Streets University: Community-Focused Future Making

Lawrence Spearman
Lawrence Spearman
Given the effect of business ownership on the Black community and the widening wealth gap between Black and White Americans, it’s time to invest in our future and prepare our youth for careers as entrepreneurs. This article discusses the need for and lessons learned from youth entrepreneurship education for Black youth.

Middle and high school Black students, especially those who find themselves struggling academically, too often complain that school seems irrelevant to both their present and future lives. The lack of understanding these students have about the workings of the market—and their place in it—systematically denies them opportunities for pursuing their dreams. Consequently, without dreams to pursue, many Black youth have little reason to invest in education and their own development.

Previous research has revealed that Black youth have the highest entrepreneurial expectations amongst Asian, Hispanic and White youth. However, research also shows that Black youth do not have access to enough entrepreneurial programs to convert their desire into achievement. Thus, there is need to create more entrepreneurial programs for Black youth with relevant vision, goals and objectives.

A 1999 study by the Office of Advocacy in the U.S. Small Business Administration estimates that between 1987 and 1997, the number of minority-owned businesses more than doubled. The revenues and number of employees nearly quadrupled.

Much of this growth, however, came from recently arrived Asian and Hispanic immigrants. Moreover, Asians produced more than half of the half billion dollars in revenue minority businesses generated in 1997.

To help counter this trend, youth entrepreneurial programs have sprung up that train youth in Black communities. Here are some examples:
  • The National Foundation for Teaching Entrepreneurship (NFTE) teaches the fundamentals of business to more than 4,000 low-income kids a year. Its business model is typical of all the youth entrepreneurial programs.
  • The NAACP recently launched its $1 million Reginald F. Lewis Youth Entrepreneurial Institute, which helps young entrepreneurs write and implement business plans.
  • Under the slogan, "It's dough money, not dope money," Champs Cookies Youth Entrepreneurship Society trains 60 African-American children a year how to manufacture and market their edible products in the nation's capital.

On the surface, these programs seem highly beneficial, but after a closer look, questions arise about the lessons being taught.

WHAT PRODUCTS AND SERVICES ARE CONSIDERED?
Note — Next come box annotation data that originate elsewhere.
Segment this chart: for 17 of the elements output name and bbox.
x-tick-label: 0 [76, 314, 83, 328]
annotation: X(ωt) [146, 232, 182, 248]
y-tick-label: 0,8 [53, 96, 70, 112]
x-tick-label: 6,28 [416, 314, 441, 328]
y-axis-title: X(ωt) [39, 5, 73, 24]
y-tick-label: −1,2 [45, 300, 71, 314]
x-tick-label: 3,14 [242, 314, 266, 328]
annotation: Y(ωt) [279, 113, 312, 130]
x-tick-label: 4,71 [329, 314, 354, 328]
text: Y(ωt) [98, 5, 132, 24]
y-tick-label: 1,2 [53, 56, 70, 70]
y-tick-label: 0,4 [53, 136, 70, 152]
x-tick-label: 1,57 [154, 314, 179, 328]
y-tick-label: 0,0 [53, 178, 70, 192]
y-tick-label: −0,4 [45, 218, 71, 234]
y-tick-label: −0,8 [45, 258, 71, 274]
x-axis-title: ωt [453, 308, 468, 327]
Are Black youth taught to produce items genuinely needed by the community, or Pet Rocks and Saturday Night Specials? The business product used by NFTE throughout its materials is T-shirt silk-screening. The only important product consideration, according to NFTE, is that the product "must satisfy a need of the consumer," not the many needs of the community.

WHAT EMPLOYEE POLICY IS TAUGHT?

When you learn how to be an effective entrepreneur, you also learn the importance of paying livable wages and giving health-care coverage to your employees. The NFTE training program has a section on "ethical business behavior," but the focus is on ensuring that customers feel you are punctual, reliable, courteous, and well dressed, and that employees do not feel "used" – no mention is made of the role of wages or benefits.

WHO OWNS THE EQUIPMENT AND MATERIALS?

Is the ownership local, or is it a branch of Starkist Inc. with little commitment to the community? The NFTE entrepreneurship materials teach that: "Businesses come in three basic legal structures: The sole proprietorship, the partnership, and the corporations." However, the most popular business ownership structures in the community – cooperatives, municipally owned, and community stock-held companies – are not even mentioned.

Too many youth entrepreneurship programs measure success by the number of local companies that become publicly owned, stock trading companies and the number of entrepreneurs transformed into millionaires.